March Existing Home Sales Down 2.4%

Existing home sales edged lower in March, marking a muted start to the spring housing market, the National Association of Realtors reported Thursday.

NAR reported March existing home sales (https://www.nar.realtor/existing-home-sales) fell by 2.4% from February to a seasonally adjusted annual rate of 4.44. Year-over-year, sales fell by 22.0% (5.69 million).

Single-family home sales fell too a seasonally adjusted annual rate of 3.99 million in March, down 2.7% from 4.10 million in February and 21.1% from one year ago. The median existing single-family home price fell to $380,000 in March, down 1.4% from a year ago. Existing condominium and co-op sales were unchanged at a seasonally adjusted annual rate of 450,000 units in March, but fell by 28.6% from the previous year. The median existing condo price rose to $337,300 in March, an annual increase of 2.1%.

Regionally, sales were underwhelming. Sales in the South fell by 1.0% in March from February to an annual rate of 2.07 million and fell by 20.4% decrease from the prior year. The median price in the South rose $347,600, an increase of 0.3% from one year ago. In the West, existing-home sales declined by 3.5% from February to an annual rate of 820,000 and fell by 30.5% from a year ago. The median price in the West fell to $565,400, down 7.5% from March 2022.

Sales in the Northeast were unchanged from February at an annual rate of 520,000, but down 21.2% from a year ago. The median price in the Northeast rose to $395,400, up 1.0% from one year ago. In the Midwest, sales fell by 5.5% from February to an annual rate of 1.03 million and fell by 17.6% from the previous year. The median price in the Midwest rose to $273,400, up 1.7% from March 2022.

“Home buying activity took a step back in March,” said Charlie Dougherty, Economist with Wells Fargo Economics, Charlotte, N.C. “The main culprit behind March’s drop in sales appears owed to higher mortgage rates. Financing costs for homebuyers generally declined towards the end of 2022 and at the start of 2023, but began to trend higher in February and March. As we have noted recently, home buyers appear to be growing more accustomed to a higher rate environment. The sharp move up in rates, however, likely restrained sales, especially for first-time buyers who are a bit more sensitive to interest rates and who account for a growing share of the market.”

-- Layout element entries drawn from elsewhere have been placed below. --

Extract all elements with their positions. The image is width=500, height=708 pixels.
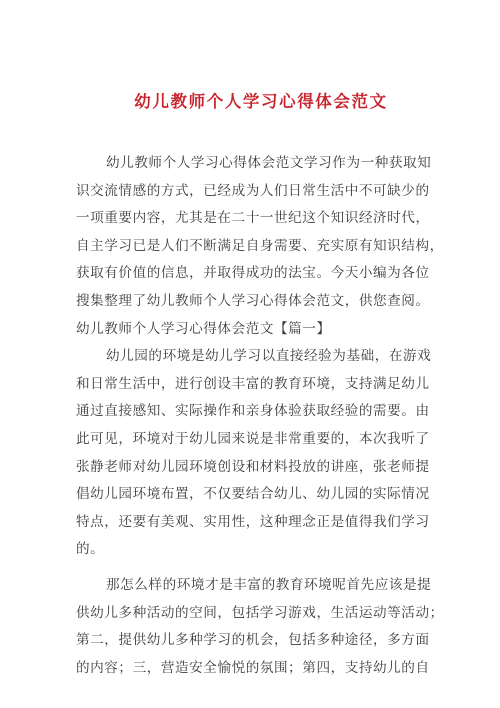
- text-line: 倡幼儿园环境布置，不仅要结合幼儿、幼儿园的实际情况: [76, 481, 428, 509]
- paragraph-2: 那怎么样的环境才是丰富的教育环境呢首先应该是提 供幼儿多种活动的空间，包括学习游…: [76, 572, 428, 682]
- text-line: 张静老师对幼儿园环境创设和材料投放的讲座，张老师提: [76, 454, 428, 482]
- text-line: 自主学习已是人们不断满足自身需要、充实原有知识结构，: [76, 233, 428, 261]
- text-line: 一项重要内容，尤其是在二十一世纪这个知识经济时代，: [76, 205, 428, 233]
- text-line: 特点，还要有美观、实用性，这种理念正是值得我们学习: [76, 509, 428, 537]
- text-line: 第二，提供幼儿多种学习的机会，包括多种途径，多方面: [76, 627, 428, 655]
- text-line: 此可见，环境对于幼儿园来说是非常重要的，本次我听了: [76, 426, 428, 454]
- paragraph-gap: [76, 564, 428, 572]
- text-line: 获取有价值的信息，并取得成功的法宝。今天小编为各位: [76, 260, 428, 288]
- text-line: 幼儿教师个人学习心得体会范文学习作为一种获取知: [76, 150, 428, 178]
- text-line: 和日常生活中，进行创设丰富的教育环境，支持满足幼儿: [76, 371, 428, 399]
- text-line: 幼儿园的环境是幼儿学习以直接经验为基础，在游戏: [76, 343, 428, 371]
- paragraph-1: 幼儿园的环境是幼儿学习以直接经验为基础，在游戏 和日常生活中，进行创设丰富的教育…: [76, 343, 428, 564]
- text-line: 通过直接感知、实际操作和亲身体验获取经验的需要。由: [76, 398, 428, 426]
- text-line: 供幼儿多种活动的空间，包括学习游戏，生活运动等活动；: [76, 600, 428, 628]
- document-title: 幼儿教师个人学习心得体会范文: [0, 91, 500, 113]
- document-body: 幼儿教师个人学习心得体会范文学习作为一种获取知 识交流情感的方式，已经成为人们日…: [76, 150, 428, 682]
- text-line: 搜集整理了幼儿教师个人学习心得体会范文，供您查阅。: [76, 288, 428, 316]
- text-line: 识交流情感的方式，已经成为人们日常生活中不可缺少的: [76, 178, 428, 206]
- text-line: 的内容；三，营造安全愉悦的氛围；第四，支持幼儿的自: [76, 655, 428, 683]
- text-line: 的。: [76, 536, 428, 564]
- intro-paragraph: 幼儿教师个人学习心得体会范文学习作为一种获取知 识交流情感的方式，已经成为人们日…: [76, 150, 428, 316]
- text-line: 那怎么样的环境才是丰富的教育环境呢首先应该是提: [76, 572, 428, 600]
- section-heading: 幼儿教师个人学习心得体会范文【篇一】: [76, 316, 428, 344]
- document-page: 幼儿教师个人学习心得体会范文 幼儿教师个人学习心得体会范文学习作为一种获取知 识…: [0, 0, 500, 708]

“Home sales are trying to recover and are highly sensitive to changes in mortgage rates,” said NAR Chief Economist Lawrence Yun. “Yet, at the same time, multiple offers on starter homes are quite common, implying more supply is needed to fully satisfy demand. It’s a unique housing market.”

Total housing inventory rose slightly at the end of March to 980,000 units, up 1.0% from February and 5.4% from one year ago (930,000). Unsold inventory sits at a 2.6-month supply at the current sales pace, unchanged from February but up from 2.0 months in March 2022.

“So far, the supply picture has improved only marginally as the spring selling season has gotten underway,” Dougherty said. “Even if buyers are able to digest higher financing costs, finding a home to purchase remains a major constraint. The vast majority of homeowners with a mortgage are holding on to rates well below those which prevail currently. Scarce inventory only compounds the problem, as many sellers also tend to be buyers. All told, existing home sales appear to have steadied following last year’s steep drop-off. However, elevated mortgage rates, low supply and a looming recession are factors that are likely to prevent a robust recovery in the near-term.”

The median existing-home price for all housing types in March fell to $375,700, a decline of 0.9% from a year ago ($379,300).

The report said properties typically remained on the market for 29 days in March, down from 34 days in February but up from 17 days a year ago. Sixty-five percent of homes sold in March were on the market for less than a month.

First-time buyers were responsible for 28% of sales in March, up from 27% in February but down from 30% a year ago. All-cash sales accounted for 27% of transactions in March, down from 28% in February and one year ago. Individual investors or second-home buyers purchased 17% of homes in March, down from 18% in February and the previous year.

Distressed sales represented 1% of sales in March, unchanged from February and one year ago.